REPUBLIKA.CO.ID, UNGARAN -- Komisi D DPRD Kabupaten Semarang mengkritisi kebijakan layanan pendidikan yang diambil Pemerintah Kabupaten (Pemkab) Semarang, menyusul ditemukannya sejumlah kasus positif Covid-19 di beberapa sekolah. Komisi yang membidangi masalah pendidikan ini menilai, keputusan tetap melanjutkan pembelajaran tatap muka (PTM) meski 50 persen dikhawatirkan bakal kurang efektif untuk mencegah penularan Covid-19 di lingkungan belajar.
Sekretaris Komisi D DPRD Kabupaten Semarang, Drs Joko Sriyono yang dikonfirmasi mengungkapkan, sesuai dengan kebijakan Pemkab Semarang, kalau ditemukan ada yang positif (apakah guru atau siswa) mestinya sekolah harus ‘diliburkan’ terlebih dahulu.
“Artinya proses PTM di sekolah sementara dialihkan ke pembelajaran jarak jauh (PJJ) secara daring dan siswa mengikuti kegiatan belajar dari rumah,” katanya di Ungaran, Kabupaten Semarang, Selasa (8/2/2022).
Selama kegiatan PTM dihentikan, lanjutnya, lingkungan sekolah juga harus disetrilkan dengan disinfektan dan harus dilakukan langkah-langkah tracking dan skrinng terhadap semua siswa di sekolah yang bersangkutan. Menurut Joko, penghentian PTM tersebut minimal lima hari dan layanan pendidikan dilaksanakan dengan pembelajaran jarak jauh (PJJ) secara daring.
Setelah itu kegiatan PTM di sekolah dilaksanakan kembali (masuk) dengan pembatasan peserta didik hanya 50 persen. Prosedur itu, lanjutnya, jauh akan lebih efektif untuk menekan penularan Covid-19 di lingkungan belajar.

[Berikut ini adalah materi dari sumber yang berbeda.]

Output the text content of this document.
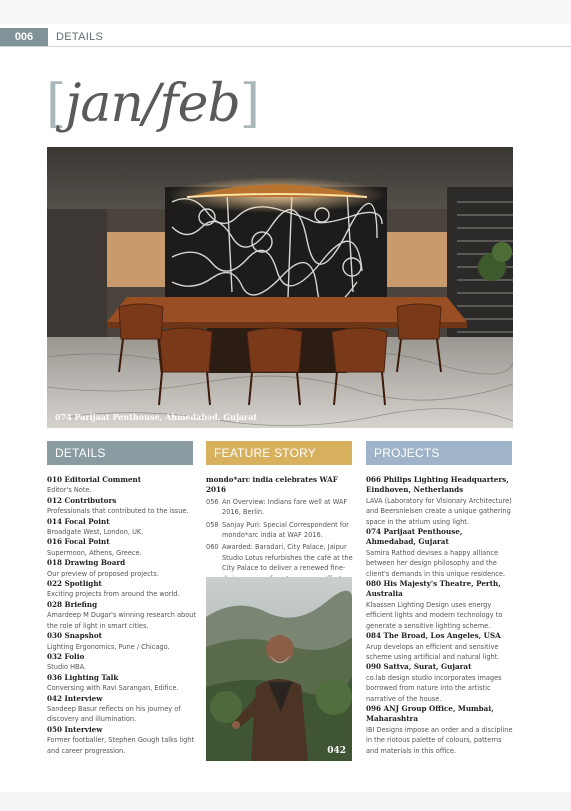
006	DETAILS
[jan/feb]
074 Parijaat Penthouse, Ahmedabad, Gujarat
DETAILS	FEATURE STORY	PROJECTS
010 Editorial Comment
Editor's Note.
012 Contributors
Professionals that contributed to the issue.
014 Focal Point
Broadgate West, London, UK.
016 Focal Point
Supermoon, Athens, Greece.
018 Drawing Board
Our preview of proposed projects.
022 Spotlight
Exciting projects from around the world.
028 Briefing
Amardeep M Dugar's winning research about the role of light in smart cities.
030 Snapshot
Lighting Ergonomics, Pune / Chicago.
032 Folio
Studio HBA.
036 Lighting Talk
Conversing with Ravi Sarangan, Edifice.
042 Interview
Sandeep Basur reflects on his journey of discovery and illumination.
050 Interview
Former footballer, Stephen Gough talks light and career progression.
mondo*arc india celebrates WAF 2016
056 An Overview: Indians fare well at WAF 2016, Berlin.
058 Sanjay Puri: Special Correspondent for mondo*arc india at WAF 2016.
060 Awarded: Baradari, City Palace, Jaipur Studio Lotus refurbishes the café at the City Palace to deliver a renewed fine-
042
066 Philips Lighting Headquarters, Eindhoven, Netherlands
LAVA (Laboratory for Visionary Architecture) and Beersnielsen create a unique gathering space in the atrium using light.
074 Parijaat Penthouse, Ahmedabad, Gujarat
Samira Rathod devises a happy alliance between her design philosophy and the client's demands in this unique residence.
080 His Majesty's Theatre, Perth, Australia
Klaassen Lighting Design uses energy efficient lights and modern technology to generate a sensitive lighting scheme.
084 The Broad, Los Angeles, USA
Arup develops an efficient and sensitive scheme using artificial and natural light.
090 Sattva, Surat, Gujarat
co.lab design studio incorporates images borrowed from nature into the artistic narrative of the house.
096 ANJ Group Office, Mumbai, Maharashtra
IBI Designs impose an order and a discipline in the riotous palette of colours, patterns and materials in this office.
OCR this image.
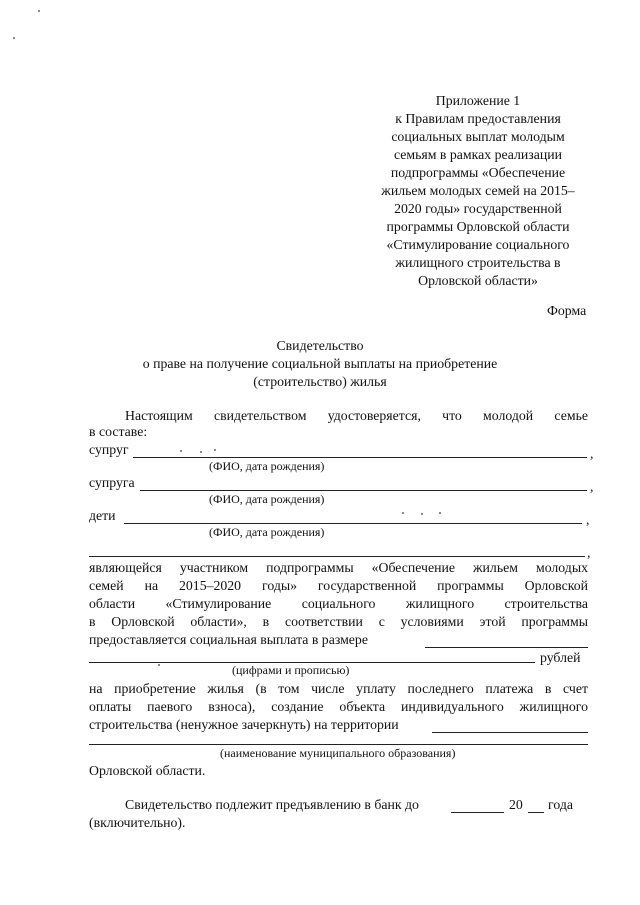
Приложение 1
к Правилам предоставления
социальных выплат молодым
семьям в рамках реализации
подпрограммы «Обеспечение
жильем молодых семей на 2015–
2020 годы» государственной
программы Орловской области
«Стимулирование социального
жилищного строительства в
Орловской области»
Форма
Свидетельство
о праве на получение социальной выплаты на приобретение
(строительство) жилья
Настоящим свидетельством удостоверяется, что молодой семье
в составе:
супруг	,
(ФИО, дата рождения)
супруга	,
(ФИО, дата рождения)
дети	,
(ФИО, дата рождения)
,
являющейся участником подпрограммы «Обеспечение жильем молодых
семей на 2015–2020 годы» государственной программы Орловской
области «Стимулирование социального жилищного строительства
в Орловской области», в соответствии с условиями этой программы
предоставляется социальная выплата в размере
рублей
(цифрами и прописью)
на приобретение жилья (в том числе уплату последнего платежа в счет
оплаты паевого взноса), создание объекта индивидуального жилищного
строительства (ненужное зачеркнуть) на территории
(наименование муниципального образования)
Орловской области.
Свидетельство подлежит предъявлению в банк до	20 года
(включительно).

Selain itu upaya tracking dan tracingnya juga harus dipastikan berjalan dengan optimal sebagai langkah antisipasi dini apakah telah terjadi penyebaran di lingkungan sekolah tersebut. “Kalau kebijakan pendidikannya hanya pelaksanaan PTM 50 persen, saya khawatir tidak akan optimal, dalam rangka mengendalikan penyebaran kasus Covid-19 di lingkungan sekolah,” ungkap legislator PAN Kabupaten Semarang ini.
Ia mencontohkan di salah satu SMA di Ungaran pekan lalu juga ditemukan siswa yang positif terkonfirmasi Covid-19. Lagkah yang dilakukan pihak sekolah menghentikan kegiatan PTM di sekolah selama sepekan.
Kelas siswa yang bersangkutan juga diliburkan dan harus melaksanakan PJJ dari rumah. Selain itu keluarganya harus di-tracking semua, tak terkecuali seluruh siswa dalam rombongan belajar tersebut juga diskrining.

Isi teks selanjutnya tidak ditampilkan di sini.